E ali ficara, entre gente pobre, numa aldeia de terra escassa, vivendo de dois pedaços de pão e uma chávena de leite, com uma batina limpa onde os remendos faziam um mapa, precipitando-se a uma meia légua por um temporal desfeito se um paroquiano tinha uma dor de dentes, passando uma hora a consolar uma velha z quem tinha morrido uma cabra... E sempre de bom humor, sempre com um cruzado no fundo do bolso dos calções para uma necessidade do seu vizinho, grande amigo de todos os rapazitos a quem fazia botes de cortiça, e não duvidando parar, se encontrava uma rapariga bonita, o que era raro na freguesia, e exclamar: "Linda moça, Deus a abençoe! "
E todavia, em novo, a pureza dos seus costumes era tão célebre, que lhe chamavam "a donzela".

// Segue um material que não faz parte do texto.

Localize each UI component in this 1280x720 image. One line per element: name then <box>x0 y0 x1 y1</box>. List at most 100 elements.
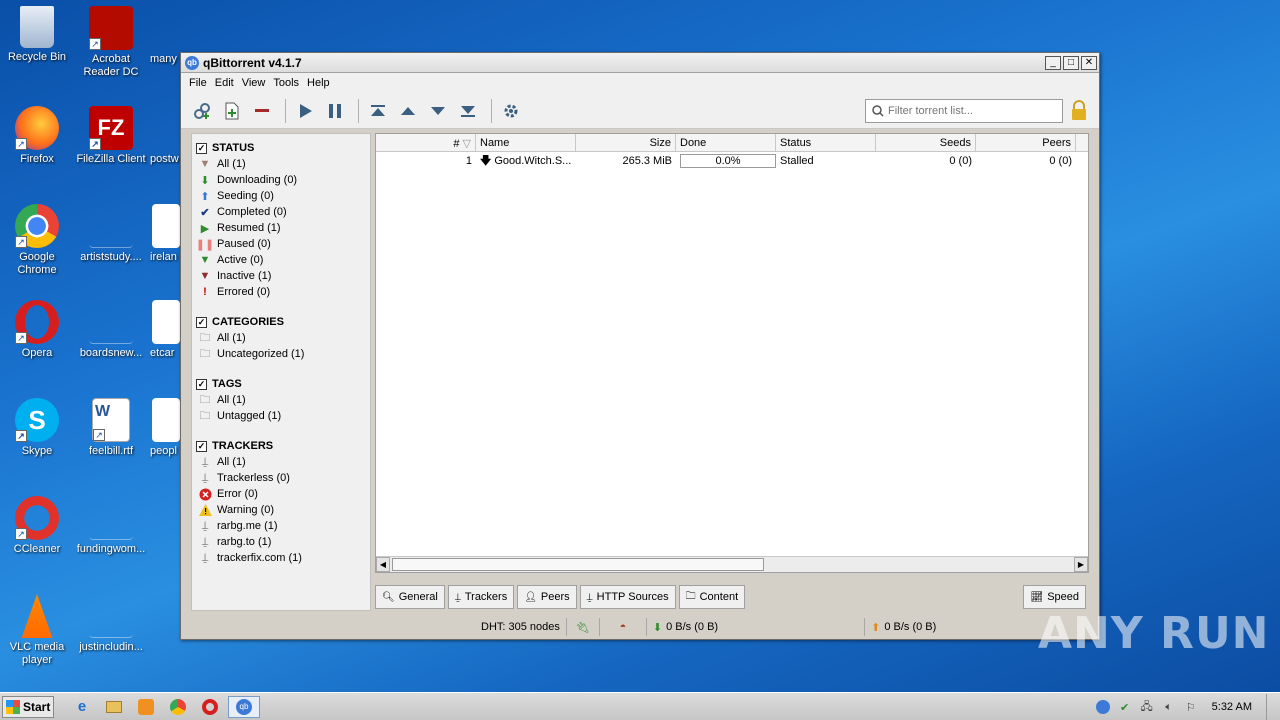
desktop-icon-many[interactable]: many <box>150 6 182 66</box>
column-header-status[interactable]: Status <box>776 134 876 151</box>
tab-content[interactable]: 🗀 Content <box>678 585 746 609</box>
desktop-icon-filezilla[interactable]: FZ ↗ FileZilla Client <box>74 106 148 166</box>
desktop-icon-irelan[interactable]: irelan <box>150 204 182 264</box>
tracker-filter-trackerless[interactable]: ⍊ Trackerless (0) <box>196 470 366 486</box>
upload-speed[interactable]: 0 B/s (0 B) <box>884 621 936 633</box>
menu-tools[interactable]: Tools <box>269 77 303 89</box>
desktop-icon-justincludin[interactable]: justincludin... <box>74 594 148 654</box>
tracker-filter-trackerfix[interactable]: ⍊ trackerfix.com (1) <box>196 550 366 566</box>
desktop-icon-opera[interactable]: ↗ Opera <box>0 300 74 360</box>
desktop-icon-peopl[interactable]: peopl <box>150 398 182 458</box>
start-button[interactable]: Start <box>2 695 54 718</box>
status-filter-completed[interactable]: ✔ Completed (0) <box>196 204 366 220</box>
column-header-name[interactable]: Name <box>476 134 576 151</box>
pause-button[interactable] <box>322 98 348 124</box>
tag-filter-all[interactable]: 🗀 All (1) <box>196 392 366 408</box>
clock[interactable]: 5:32 AM <box>1212 701 1252 713</box>
move-up-button[interactable] <box>395 98 421 124</box>
menu-view[interactable]: View <box>238 77 270 89</box>
desktop-icon-feelbill[interactable]: W ↗ feelbill.rtf <box>74 398 148 458</box>
tab-peers[interactable]: 👤︎ Peers <box>517 585 577 609</box>
desktop-icon-acrobat[interactable]: ↗ Acrobat Reader DC <box>74 6 148 79</box>
desktop-icon-vlc[interactable]: VLC media player <box>0 594 74 667</box>
tray-security-icon[interactable]: ✔ <box>1116 698 1134 716</box>
tray-network-icon[interactable]: 🖧 <box>1138 698 1156 716</box>
tab-general[interactable]: 🔍︎ General <box>375 585 445 609</box>
minimize-button[interactable]: _ <box>1045 55 1061 70</box>
desktop-icon-etcar[interactable]: etcar <box>150 300 182 360</box>
remove-torrent-button[interactable] <box>249 98 275 124</box>
status-filter-active[interactable]: ▼ Active (0) <box>196 252 366 268</box>
checkbox-icon[interactable]: ✓ <box>196 142 207 154</box>
horizontal-scrollbar[interactable]: ◀ ▶ <box>376 556 1088 572</box>
taskbar-explorer[interactable] <box>100 696 128 718</box>
tray-qbittorrent-icon[interactable] <box>1094 698 1112 716</box>
categories-section-header[interactable]: ✓ CATEGORIES <box>196 314 366 330</box>
add-torrent-link-button[interactable] <box>189 98 215 124</box>
download-speed[interactable]: 0 B/s (0 B) <box>666 621 858 633</box>
menu-edit[interactable]: Edit <box>211 77 238 89</box>
menu-help[interactable]: Help <box>303 77 334 89</box>
tag-filter-untagged[interactable]: 🗀 Untagged (1) <box>196 408 366 424</box>
column-header-seeds[interactable]: Seeds <box>876 134 976 151</box>
status-filter-all[interactable]: ▼ All (1) <box>196 156 366 172</box>
column-header-peers[interactable]: Peers <box>976 134 1076 151</box>
scrollbar-thumb[interactable] <box>392 558 764 571</box>
tracker-filter-rarbg-to[interactable]: ⍊ rarbg.to (1) <box>196 534 366 550</box>
status-section-header[interactable]: ✓ STATUS <box>196 140 366 156</box>
lock-icon[interactable] <box>1069 100 1089 125</box>
tray-action-center-icon[interactable]: ⚐ <box>1182 698 1200 716</box>
speed-button[interactable]: 📈︎ Speed <box>1023 585 1086 609</box>
status-filter-resumed[interactable]: ▶ Resumed (1) <box>196 220 366 236</box>
desktop-icon-postw[interactable]: postw <box>150 106 182 166</box>
options-button[interactable] <box>498 98 524 124</box>
tags-section-header[interactable]: ✓ TAGS <box>196 376 366 392</box>
title-bar[interactable]: qb qBittorrent v4.1.7 _ □ ✕ <box>181 53 1099 73</box>
checkbox-icon[interactable]: ✓ <box>196 378 207 390</box>
show-desktop-button[interactable] <box>1266 694 1280 720</box>
add-torrent-file-button[interactable] <box>219 98 245 124</box>
taskbar-ie[interactable]: e <box>68 696 96 718</box>
move-down-button[interactable] <box>425 98 451 124</box>
status-filter-seeding[interactable]: ⬆ Seeding (0) <box>196 188 366 204</box>
status-filter-errored[interactable]: ! Errored (0) <box>196 284 366 300</box>
filter-torrent-input[interactable] <box>888 105 1058 117</box>
tracker-filter-warning[interactable]: Warning (0) <box>196 502 366 518</box>
scroll-left-icon[interactable]: ◀ <box>376 557 390 572</box>
desktop-icon-firefox[interactable]: ↗ Firefox <box>0 106 74 166</box>
trackers-section-header[interactable]: ✓ TRACKERS <box>196 438 366 454</box>
tracker-filter-all[interactable]: ⍊ All (1) <box>196 454 366 470</box>
connection-status-icon[interactable]: 🔌︎ <box>573 621 593 634</box>
menu-file[interactable]: File <box>185 77 211 89</box>
desktop-icon-chrome[interactable]: ↗ Google Chrome <box>0 204 74 277</box>
status-filter-paused[interactable]: ❚❚ Paused (0) <box>196 236 366 252</box>
column-header-size[interactable]: Size <box>576 134 676 151</box>
filter-torrent-box[interactable] <box>865 99 1063 123</box>
category-filter-all[interactable]: 🗀 All (1) <box>196 330 366 346</box>
tray-volume-icon[interactable]: 🔈︎ <box>1160 698 1178 716</box>
taskbar-qbittorrent[interactable]: qb <box>228 695 260 718</box>
table-row[interactable]: 1 🡇 Good.Witch.S... 265.3 MiB 0.0% Stalle… <box>376 152 1088 170</box>
taskbar-media-player[interactable] <box>132 696 160 718</box>
close-button[interactable]: ✕ <box>1081 55 1097 70</box>
desktop-icon-recycle-bin[interactable]: Recycle Bin <box>0 6 74 64</box>
status-filter-inactive[interactable]: ▼ Inactive (1) <box>196 268 366 284</box>
desktop-icon-skype[interactable]: S ↗ Skype <box>0 398 74 458</box>
move-top-button[interactable] <box>365 98 391 124</box>
checkbox-icon[interactable]: ✓ <box>196 316 207 328</box>
category-filter-uncategorized[interactable]: 🗀 Uncategorized (1) <box>196 346 366 362</box>
tracker-filter-error[interactable]: Error (0) <box>196 486 366 502</box>
desktop-icon-ccleaner[interactable]: ↗ CCleaner <box>0 496 74 556</box>
tab-http-sources[interactable]: ⍊ HTTP Sources <box>579 585 676 609</box>
taskbar-opera[interactable] <box>196 696 224 718</box>
move-bottom-button[interactable] <box>455 98 481 124</box>
taskbar-chrome[interactable] <box>164 696 192 718</box>
desktop-icon-fundingwom[interactable]: fundingwom... <box>74 496 148 556</box>
tracker-filter-rarbg-me[interactable]: ⍊ rarbg.me (1) <box>196 518 366 534</box>
resume-button[interactable] <box>292 98 318 124</box>
status-filter-downloading[interactable]: ⬇ Downloading (0) <box>196 172 366 188</box>
column-header-number[interactable]: # ▽ <box>376 134 476 151</box>
checkbox-icon[interactable]: ✓ <box>196 440 207 452</box>
column-header-done[interactable]: Done <box>676 134 776 151</box>
desktop-icon-artiststudy[interactable]: artiststudy.... <box>74 204 148 264</box>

De resto, padre perfeito no zelo da Igreja; passando horas de estação aos pés do Santíssimo Sacramento; cumprindo com uma felicidade fervente as menores práticas da vida devota; purificando-se para os trabalhos do dia com uma profunda oração mental, uma meditação de fé, de onde a sua alma saía ágil, como dum banho fortificante; preparando-se para o sono com um destes longos e piedosos exames de consciência, tão úteis, que Santo Agostinho e S. Bernardo faziam do mesmo modo que Plutarco e Sêneca, e que são a correção laboriosa e sutil dos pequenos defeitos, o aperfeiçoamento meticuloso da virtude ativa, empreendido com um fervor de poeta que revê um poema querido... E todo o tempo que tinha vago abismava-se num caos de livros.
Tinha só um defeito o abade Ferrão: gostava de caçar! Coibia-se, porque a caça tira muito tempo, e é sanguinário matar uma pobre ave que anda azafamada pelos campos nos seus negócios domésticos.